By Emily Hornsby

More hellbenders make this region their home than anywhere else in the world. Like many of their human neighbors, they are drawn to the clear, cold, quiet streams that are so prolific in these mountains.

Growing up to two feet long and boasting such nicknames as snot-otter, grampus, and devil dog, the hellbender salamander sounds like a mythical swamp monster from a poorly scripted sci-fi movie. Some claim the hellbender’s name was inspired by its decidedly devilish appearance or the odd contortions of which its body is capable. Others believe the name originates from the aggressive way in which males will battle over their territory.

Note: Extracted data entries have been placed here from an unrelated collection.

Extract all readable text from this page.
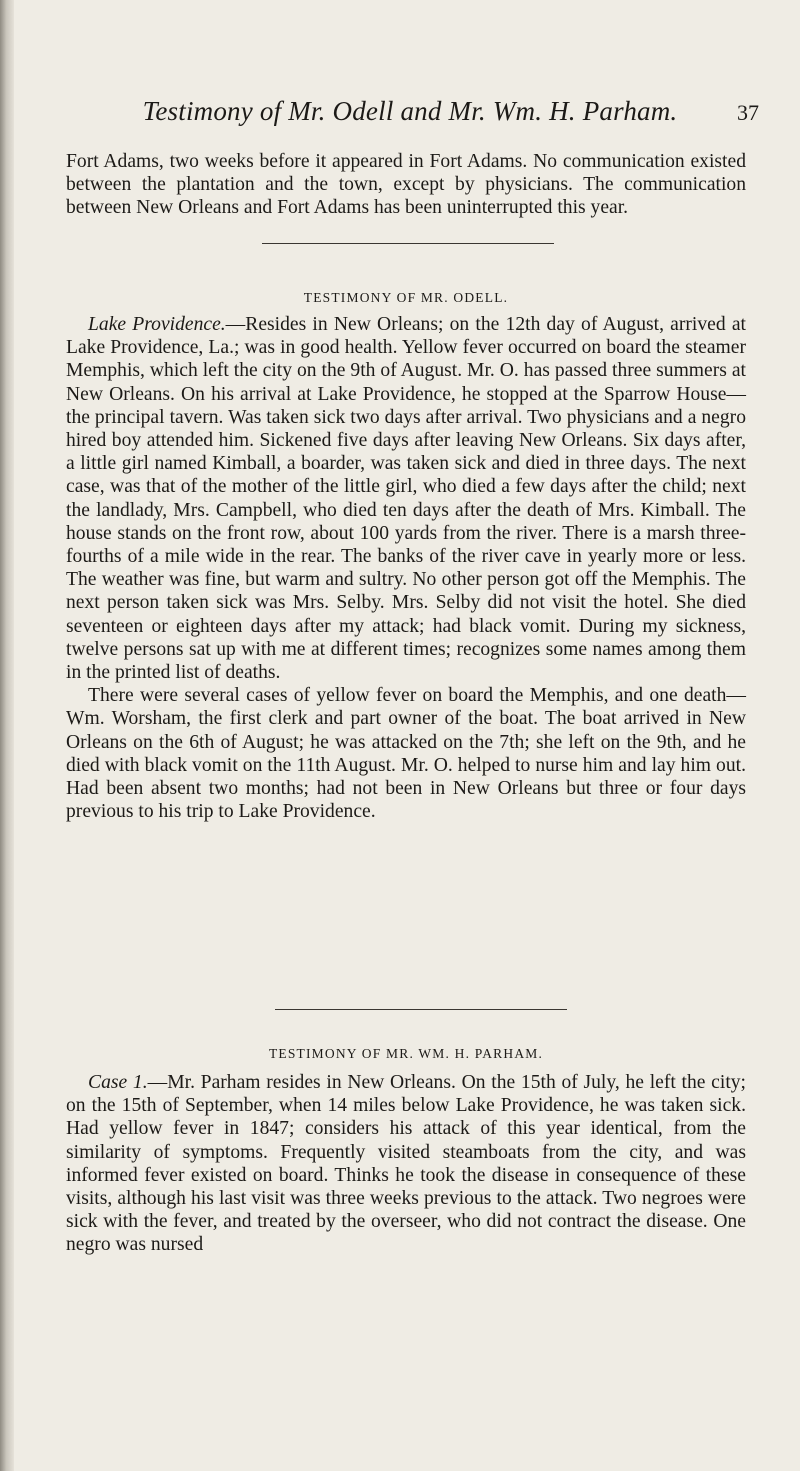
Testimony of Mr. Odell and Mr. Wm. H. Parham.	37

Fort Adams, two weeks before it appeared in Fort Adams. No communication existed between the plantation and the town, except by physicians. The communication between New Orleans and Fort Adams has been uninterrupted this year.

TESTIMONY OF MR. ODELL.

Lake Providence.—Resides in New Orleans; on the 12th day of August, arrived at Lake Providence, La.; was in good health. Yellow fever occurred on board the steamer Memphis, which left the city on the 9th of August. Mr. O. has passed three summers at New Orleans. On his arrival at Lake Providence, he stopped at the Sparrow House—the principal tavern. Was taken sick two days after arrival. Two physicians and a negro hired boy attended him. Sickened five days after leaving New Orleans. Six days after, a little girl named Kimball, a boarder, was taken sick and died in three days. The next case, was that of the mother of the little girl, who died a few days after the child; next the landlady, Mrs. Campbell, who died ten days after the death of Mrs. Kimball. The house stands on the front row, about 100 yards from the river. There is a marsh three-fourths of a mile wide in the rear. The banks of the river cave in yearly more or less. The weather was fine, but warm and sultry. No other person got off the Memphis. The next person taken sick was Mrs. Selby. Mrs. Selby did not visit the hotel. She died seventeen or eighteen days after my attack; had black vomit. During my sickness, twelve persons sat up with me at different times; recognizes some names among them in the printed list of deaths.

There were several cases of yellow fever on board the Memphis, and one death—Wm. Worsham, the first clerk and part owner of the boat. The boat arrived in New Orleans on the 6th of August; he was attacked on the 7th; she left on the 9th, and he died with black vomit on the 11th August. Mr. O. helped to nurse him and lay him out. Had been absent two months; had not been in New Orleans but three or four days previous to his trip to Lake Providence.

TESTIMONY OF MR. WM. H. PARHAM.

Case 1.—Mr. Parham resides in New Orleans. On the 15th of July, he left the city; on the 15th of September, when 14 miles below Lake Providence, he was taken sick. Had yellow fever in 1847; considers his attack of this year identical, from the similarity of symptoms. Frequently visited steamboats from the city, and was informed fever existed on board. Thinks he took the disease in consequence of these visits, although his last visit was three weeks previous to the attack. Two negroes were sick with the fever, and treated by the overseer, who did not contract the disease. One negro was nursed
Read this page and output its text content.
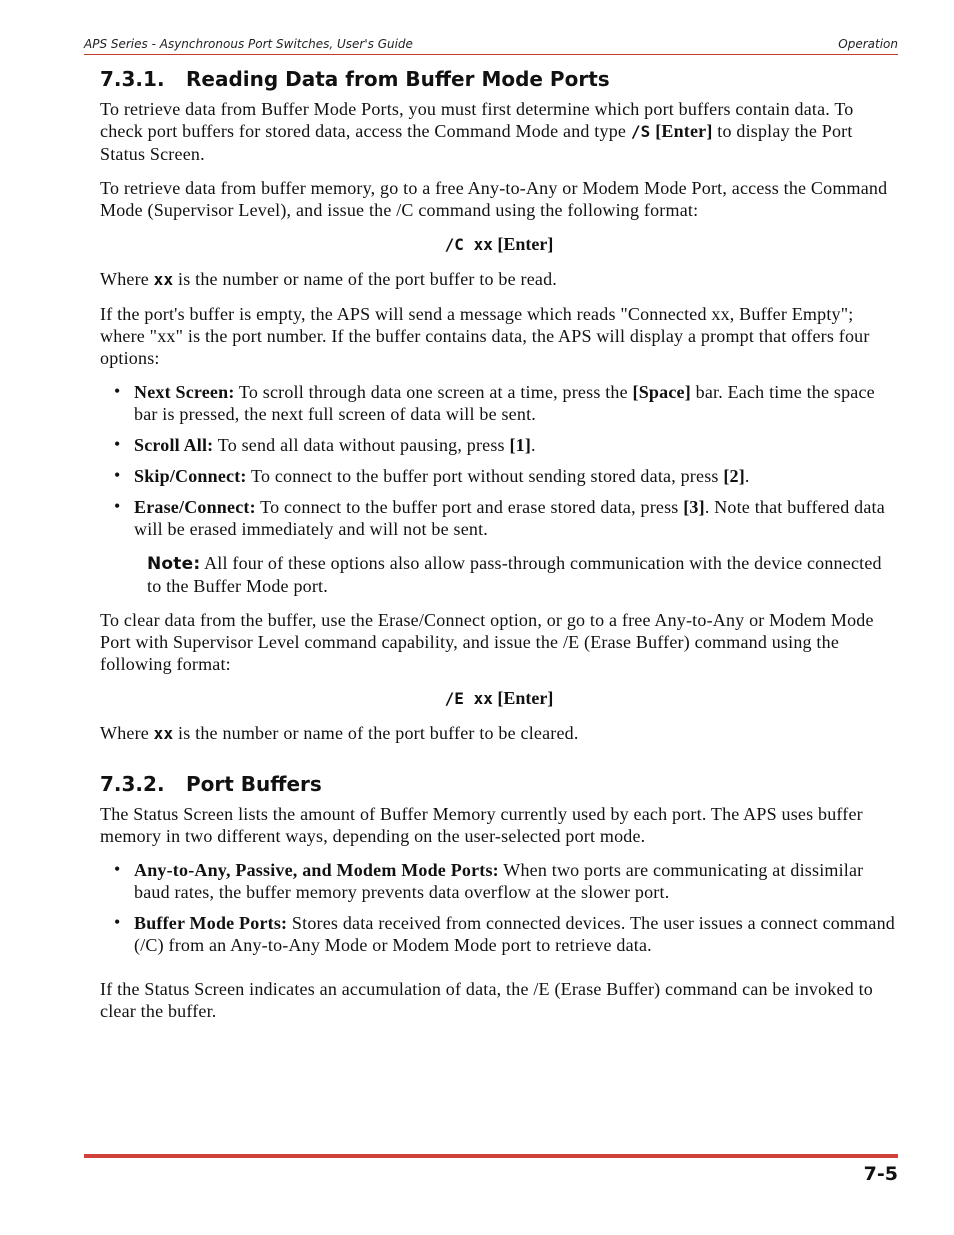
APS Series - Asynchronous Port Switches, User's Guide	Operation
7.3.1. Reading Data from Buffer Mode Ports

To retrieve data from Buffer Mode Ports, you must first determine which port buffers contain data. To check port buffers for stored data, access the Command Mode and type /S [Enter] to display the Port Status Screen.

To retrieve data from buffer memory, go to a free Any-to-Any or Modem Mode Port, access the Command Mode (Supervisor Level), and issue the /C command using the following format:

/C xx [Enter]

Where xx is the number or name of the port buffer to be read.

If the port's buffer is empty, the APS will send a message which reads "Connected xx, Buffer Empty"; where "xx" is the port number. If the buffer contains data, the APS will display a prompt that offers four options:

• Next Screen: To scroll through data one screen at a time, press the [Space] bar. Each time the space bar is pressed, the next full screen of data will be sent.
• Scroll All: To send all data without pausing, press [1].
• Skip/Connect: To connect to the buffer port without sending stored data, press [2].
• Erase/Connect: To connect to the buffer port and erase stored data, press [3]. Note that buffered data will be erased immediately and will not be sent.

Note: All four of these options also allow pass-through communication with the device connected to the Buffer Mode port.

To clear data from the buffer, use the Erase/Connect option, or go to a free Any-to-Any or Modem Mode Port with Supervisor Level command capability, and issue the /E (Erase Buffer) command using the following format:

/E xx [Enter]

Where xx is the number or name of the port buffer to be cleared.

7.3.2. Port Buffers

The Status Screen lists the amount of Buffer Memory currently used by each port. The APS uses buffer memory in two different ways, depending on the user-selected port mode.

• Any-to-Any, Passive, and Modem Mode Ports: When two ports are communicating at dissimilar baud rates, the buffer memory prevents data overflow at the slower port.
• Buffer Mode Ports: Stores data received from connected devices. The user issues a connect command (/C) from an Any-to-Any Mode or Modem Mode port to retrieve data.

If the Status Screen indicates an accumulation of data, the /E (Erase Buffer) command can be invoked to clear the buffer.

7-5
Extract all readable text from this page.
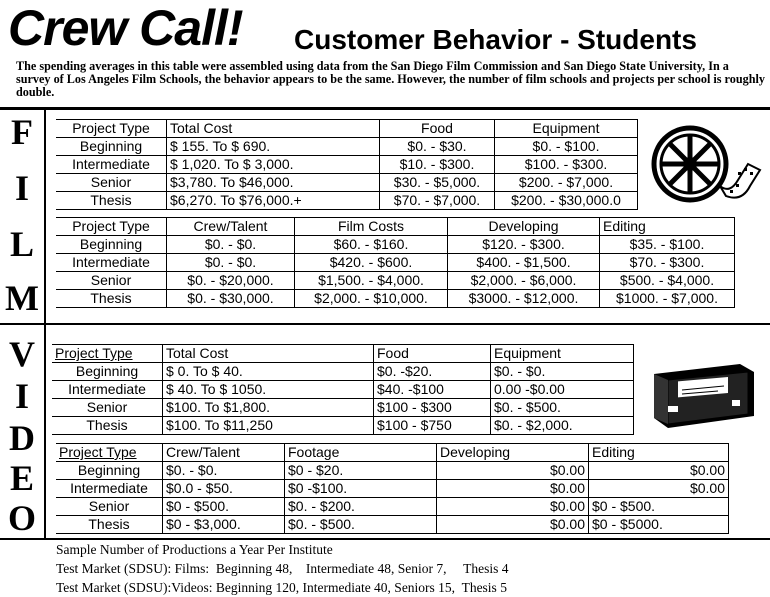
Crew Call! Customer Behavior - Students
The spending averages in this table were assembled using data from the San Diego Film Commission and San Diego State University, In a survey of Los Angeles Film Schools, the behavior appears to be the same. However, the number of film schools and projects per school is roughly double.
F
I
L
M
V
I
D
E
O
Project Type	Total Cost	Food	Equipment
Beginning	$ 155. To $ 690.	$0. - $30.	$0. - $100.
Intermediate	$ 1,020. To $ 3,000.	$10. - $300.	$100. - $300.
Senior	$3,780. To $46,000.	$30. - $5,000.	$200. - $7,000.
Thesis	$6,270. To $76,000.+	$70. - $7,000.	$200. - $30,000.0
Project Type	Crew/Talent	Film Costs	Developing	Editing
Beginning	$0. - $0.	$60. - $160.	$120. - $300.	$35. - $100.
Intermediate	$0. - $0.	$420. - $600.	$400. - $1,500.	$70. - $300.
Senior	$0. - $20,000.	$1,500. - $4,000.	$2,000. - $6,000.	$500. - $4,000.
Thesis	$0. - $30,000.	$2,000. - $10,000.	$3000. - $12,000.	$1000. - $7,000.
Project Type	Total Cost	Food	Equipment
Beginning	$ 0. To $ 40.	$0. -$20.	$0. - $0.
Intermediate	$ 40. To $ 1050.	$40. -$100	0.00 -$0.00
Senior	$100. To $1,800.	$100 - $300	$0. - $500.
Thesis	$100. To $11,250	$100 - $750	$0. - $2,000.
Project Type	Crew/Talent	Footage	Developing	Editing
Beginning	$0. - $0.	$0 - $20.	$0.00	$0.00
Intermediate	$0.0 - $50.	$0 -$100.	$0.00	$0.00
Senior	$0 - $500.	$0. - $200.	$0.00	$0 - $500.
Thesis	$0 - $3,000.	$0. - $500.	$0.00	$0 - $5000.
Sample Number of Productions a Year Per Institute
Test Market (SDSU): Films:  Beginning 48,    Intermediate 48, Senior 7,     Thesis 4
Test Market (SDSU):Videos: Beginning 120, Intermediate 40, Seniors 15,  Thesis 5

Though hellbenders live right under our noses, these giant elusive salamanders are rarely seen. Sadly, this is a result of more than just the creature’s nocturnal habits and excellent camouflaging abilities. The population and health of the hellbender has drastically declined over the past half-century. The salamander’s highly permeable skin and specific habitat requirements have left it particularly susceptible to water pollution and excess silt from human development. It’s now classified on the endangered species list as a species of special concern.

“Hellbenders have been a part of healthy stream ecosystems for millions of years,” says Lori Williams, wildlife biologist for the state of North Carolina. “They are a part of our Appalachian mountain heritage, our natural history, and even our cultural history.” Hellbenders were used by Native Americans and even considered sacred.

Hellbenders do not have any impact on fishing, but they do live under rocks in some of our most prized trout waters, so be careful not to disturb rocks when wading.

In recent years, the hellbenders have been dwindling in number, decreasing in average size, displaying physical deformities, and acquiring skin diseases. Its high sensitivity to changes in river ecosystems makes it an important indicator of overall ecological and environmental health. And for an animal whose welfare is so closely tied to that of this region, the changes do not bode well for the health of our shared mountain home or any of its inhabitants, including us.

Wild South, a leading regional conservation organization, has teamed up with the North Carolina Wildlife Resources Commission, the U.S. Forest Service, and Warren Wilson College to combat the hellbender’s decline. They are building “hellbender huts,” artificial nests constructed from concrete and PVC pipe, and installing them in streams across Appalachia. Biologists have already observed these bachelor pads being used by hellbenders for breeding.

“The most exciting aspect of this project is the fact that we are getting results,” says Ben Prater, conservation director at Wild South. “We are conserving habitats and species where it counts.”

While the hellbender huts are helpful, protecting the hellbender’s mountain stream ecosystems is the best way to help the species flourish, says Prater. The number one threat to hellbenders is sediment entering waterways. “We need the strongest standards possible for preventing pollution from entering our mountain streams.”